En 1943, les autorités coloniales vont plus loin en faisant sortir de terre, un complexe du nom de « Le Cercle des métis » comprenant une salle des fêtes et une bibliothèque. C’est ainsi que Jean-Hilaire Aubame et d’autres gabonais « non métis » instaurèrent cette « Mutuelle gabonaise » pour ceux-là qui étaient les plus nécessiteux à la quête d’une aide quelconque. Dans le même temps, notre ancien élève du séminaire Saint-Jean rejoint l’Association des fonctionnaires et Jean-Rémy Ayouné, cadre supérieur des expéditionnaires comptables et futur ministre de la Fonction publique et de la Coopération technique de 1966 à 1968 ainsi que des Affaires étrangères et du Tourisme du 4 juillet 1968 au 29 juin 1971 entre autres. Au sein de ladite organisation, Jean-Hilaire Aubame et ses compatriotes bataillent pour améliorer le statut et les conditions des travailleurs indigènes de l’administration aéfienne.
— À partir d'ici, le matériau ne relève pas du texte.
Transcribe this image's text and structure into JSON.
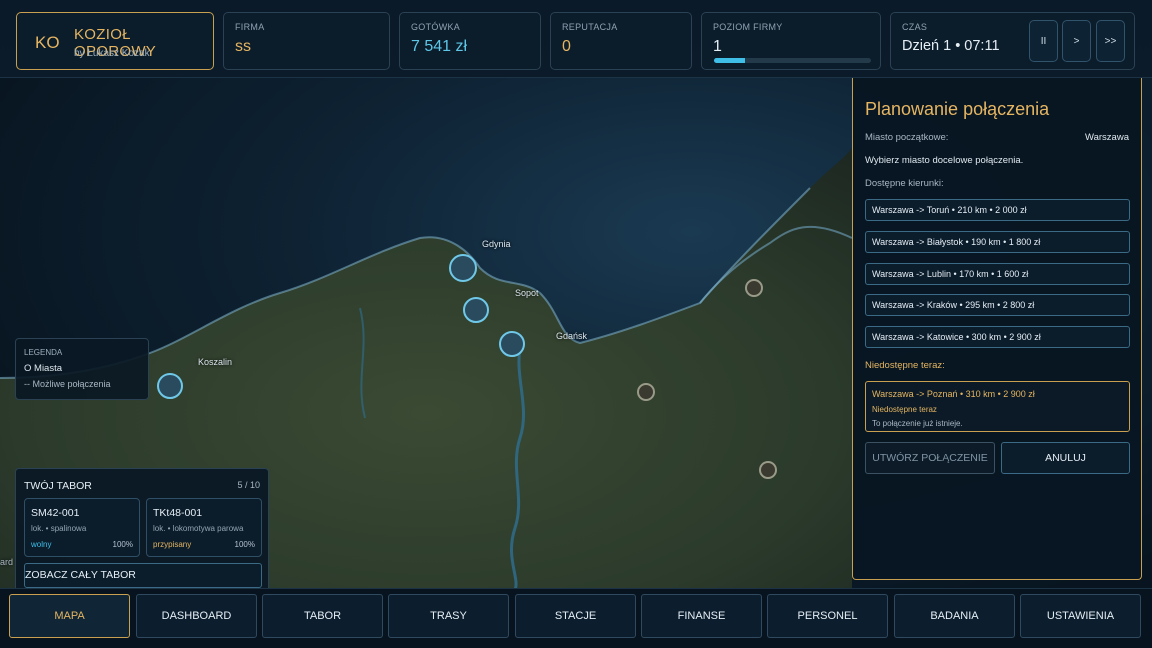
{
  "header": {
    "brand": {
      "initials": "KO",
      "name": "KOZIOŁ OPOROWY",
      "author": "by Łukasz Kozak"
    },
    "firma": {
      "label": "FIRMA",
      "value": "ss"
    },
    "gotowka": {
      "label": "GOTÓWKA",
      "value": "7 541 zł"
    },
    "reputacja": {
      "label": "REPUTACJA",
      "value": "0"
    },
    "poziom": {
      "label": "POZIOM FIRMY",
      "value": "1",
      "progress_percent": 20
    },
    "czas": {
      "label": "CZAS",
      "value": "Dzień 1 • 07:11"
    },
    "controls": {
      "pause": "II",
      "play": ">",
      "fast": ">>"
    }
  },
  "map": {
    "cities": [
      "Gdynia",
      "Sopot",
      "Gdańsk",
      "Koszalin"
    ],
    "edge_fragment": "ard"
  },
  "legend": {
    "title": "LEGENDA",
    "cities": "O Miasta",
    "connections": "-- Możliwe połączenia"
  },
  "fleet": {
    "title": "TWÓJ TABOR",
    "count": "5 / 10",
    "cards": [
      {
        "name": "SM42-001",
        "type": "lok. • spalinowa",
        "status": "wolny",
        "condition": "100%"
      },
      {
        "name": "TKt48-001",
        "type": "lok. • lokomotywa parowa",
        "status": "przypisany",
        "condition": "100%"
      }
    ],
    "see_all": "ZOBACZ CAŁY TABOR"
  },
  "planner": {
    "title": "Planowanie połączenia",
    "start_label": "Miasto początkowe:",
    "start_value": "Warszawa",
    "instruction": "Wybierz miasto docelowe połączenia.",
    "directions_label": "Dostępne kierunki:",
    "routes": [
      "Warszawa -> Toruń • 210 km • 2 000 zł",
      "Warszawa -> Białystok • 190 km • 1 800 zł",
      "Warszawa -> Lublin • 170 km • 1 600 zł",
      "Warszawa -> Kraków • 295 km • 2 800 zł",
      "Warszawa -> Katowice • 300 km • 2 900 zł"
    ],
    "unavailable_label": "Niedostępne teraz:",
    "unavailable": {
      "route": "Warszawa -> Poznań • 310 km • 2 900 zł",
      "status": "Niedostępne teraz",
      "reason": "To połączenie już istnieje."
    },
    "create_button": "UTWÓRZ POŁĄCZENIE",
    "cancel_button": "ANULUJ"
  },
  "nav": [
    "MAPA",
    "DASHBOARD",
    "TABOR",
    "TRASY",
    "STACJE",
    "FINANSE",
    "PERSONEL",
    "BADANIA",
    "USTAWIENIA"
  ],
  "colors": {
    "accent_gold": "#e5b562",
    "accent_cyan": "#5ec7e8",
    "status_free": "#3fbfe8",
    "status_assigned": "#e5b562"
  }
}
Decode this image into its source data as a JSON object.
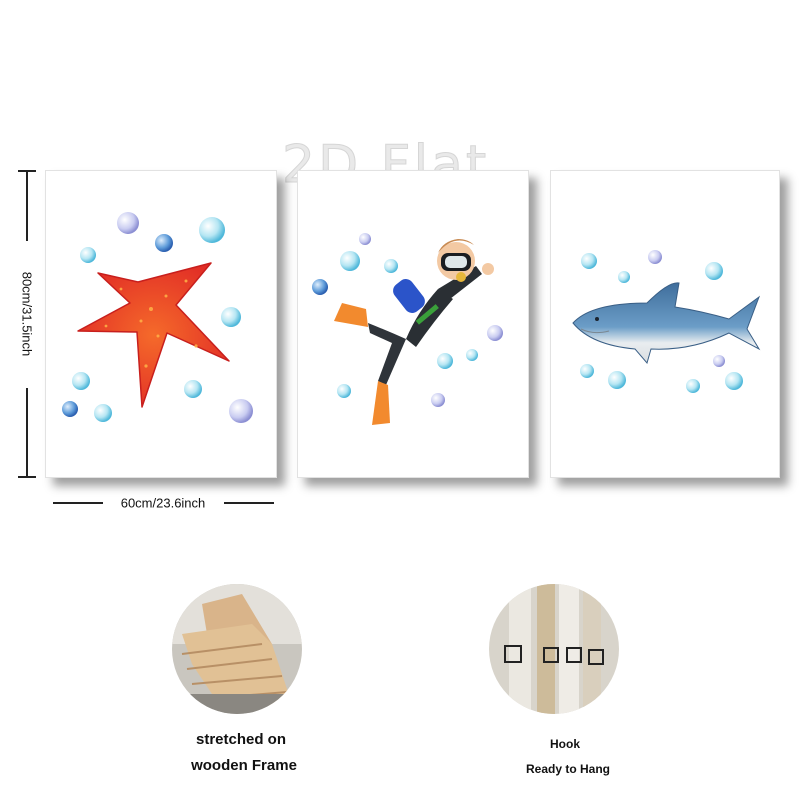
{
  "watermark": "2D Flat",
  "dimensions": {
    "height_label": "80cm/31.5inch",
    "width_label": "60cm/23.6inch"
  },
  "panels": [
    {
      "subject": "starfish",
      "accent": "#e8372b"
    },
    {
      "subject": "diver",
      "accent": "#2a2f34"
    },
    {
      "subject": "shark",
      "accent": "#4a7ca8"
    }
  ],
  "features": [
    {
      "subject": "wooden-frame-corner",
      "line1": "stretched on",
      "line2": "wooden Frame"
    },
    {
      "subject": "hook-detail",
      "line1": "Hook",
      "line2": "Ready to Hang"
    }
  ],
  "colors": {
    "bubble": "#7fd3e8",
    "bubble_deep": "#3f84c8",
    "bubble_violet": "#9a9ed8"
  }
}
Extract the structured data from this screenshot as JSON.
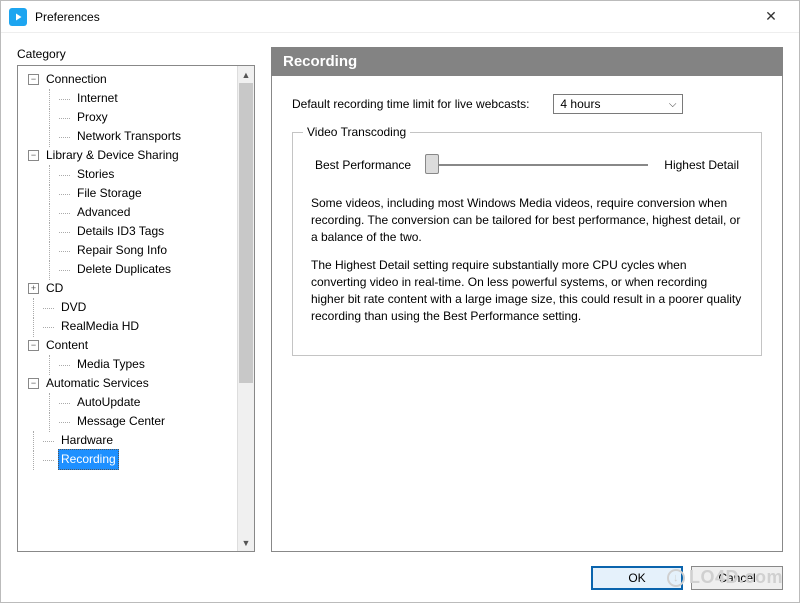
{
  "window": {
    "title": "Preferences",
    "close_glyph": "✕"
  },
  "sidebar": {
    "heading": "Category",
    "items": [
      {
        "label": "Connection",
        "level": 1,
        "expand": "minus"
      },
      {
        "label": "Internet",
        "level": 2,
        "expand": "none"
      },
      {
        "label": "Proxy",
        "level": 2,
        "expand": "none"
      },
      {
        "label": "Network Transports",
        "level": 2,
        "expand": "none"
      },
      {
        "label": "Library & Device Sharing",
        "level": 1,
        "expand": "minus"
      },
      {
        "label": "Stories",
        "level": 2,
        "expand": "none"
      },
      {
        "label": "File Storage",
        "level": 2,
        "expand": "none"
      },
      {
        "label": "Advanced",
        "level": 2,
        "expand": "none"
      },
      {
        "label": "Details ID3 Tags",
        "level": 2,
        "expand": "none"
      },
      {
        "label": "Repair Song Info",
        "level": 2,
        "expand": "none"
      },
      {
        "label": "Delete Duplicates",
        "level": 2,
        "expand": "none"
      },
      {
        "label": "CD",
        "level": 1,
        "expand": "plus"
      },
      {
        "label": "DVD",
        "level": 1,
        "expand": "leaf"
      },
      {
        "label": "RealMedia HD",
        "level": 1,
        "expand": "leaf"
      },
      {
        "label": "Content",
        "level": 1,
        "expand": "minus"
      },
      {
        "label": "Media Types",
        "level": 2,
        "expand": "none"
      },
      {
        "label": "Automatic Services",
        "level": 1,
        "expand": "minus"
      },
      {
        "label": "AutoUpdate",
        "level": 2,
        "expand": "none"
      },
      {
        "label": "Message Center",
        "level": 2,
        "expand": "none"
      },
      {
        "label": "Hardware",
        "level": 1,
        "expand": "leaf"
      },
      {
        "label": "Recording",
        "level": 1,
        "expand": "leaf",
        "selected": true
      }
    ]
  },
  "panel": {
    "title": "Recording",
    "time_limit_label": "Default recording time limit for live webcasts:",
    "time_limit_value": "4 hours",
    "group_title": "Video Transcoding",
    "slider_left": "Best Performance",
    "slider_right": "Highest Detail",
    "p1": "Some videos, including most Windows Media videos, require conversion when recording.  The conversion can be tailored for best performance, highest detail, or a balance of the two.",
    "p2": "The Highest Detail setting require substantially more CPU cycles when converting video in real-time.  On less powerful systems, or when recording higher bit rate content with a large image size, this could result in a poorer quality recording than using the Best Performance setting."
  },
  "buttons": {
    "ok": "OK",
    "cancel": "Cancel"
  },
  "watermark": "LO4D.com"
}
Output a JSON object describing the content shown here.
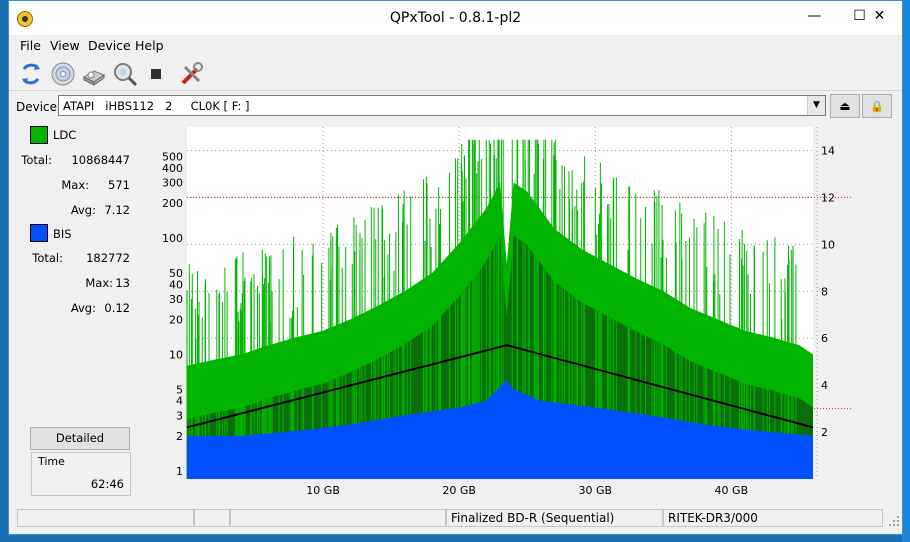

 Appel au devoir et suite de l’office professionnel

Alors qu’il est en poste à Brazzaville en 1940, le second plus grand conflit planétaire débute en Europe. En juin 1940, le Troisième Reich envahit la France. Les autorités allemandes contraignent leurs homologues français à signer un armistice dans lequel Paris serait dorénavant dirigé par les patrons nazis. Le général Charles André Joseph Marie de Gaulle s’y oppose et prend la fuite vers Londres. Sur place, il véhicule un message via la station britannique « BBC » invitant les ingénieurs, militaires et ouvriers français spécialistes de l’armement qui étaient présents sur le sol britannique à se rapprocher de lui pour poursuivre le Gabon contre les allemands.

C’est l’historique « Appel du 18 juin » prononcé à la même date de l’année 1940. Le général De Gaulle instaure alors un régime de résistance qu’il qualifiera de « France libre » demandant aussi aux français et amis de la France présents dans la Métropole, les départements d’outre-mer, les colonies françaises administrées sous la forme de territoires d’outre-mer, territoires associes et les Etats associés (respectivement sous mandat et sous protectorat) à le rejoindre pour la libération du pays. Jean-Hilaire Aubame, sensible à l’appel du Général, met ses compétences au service de la résistance française.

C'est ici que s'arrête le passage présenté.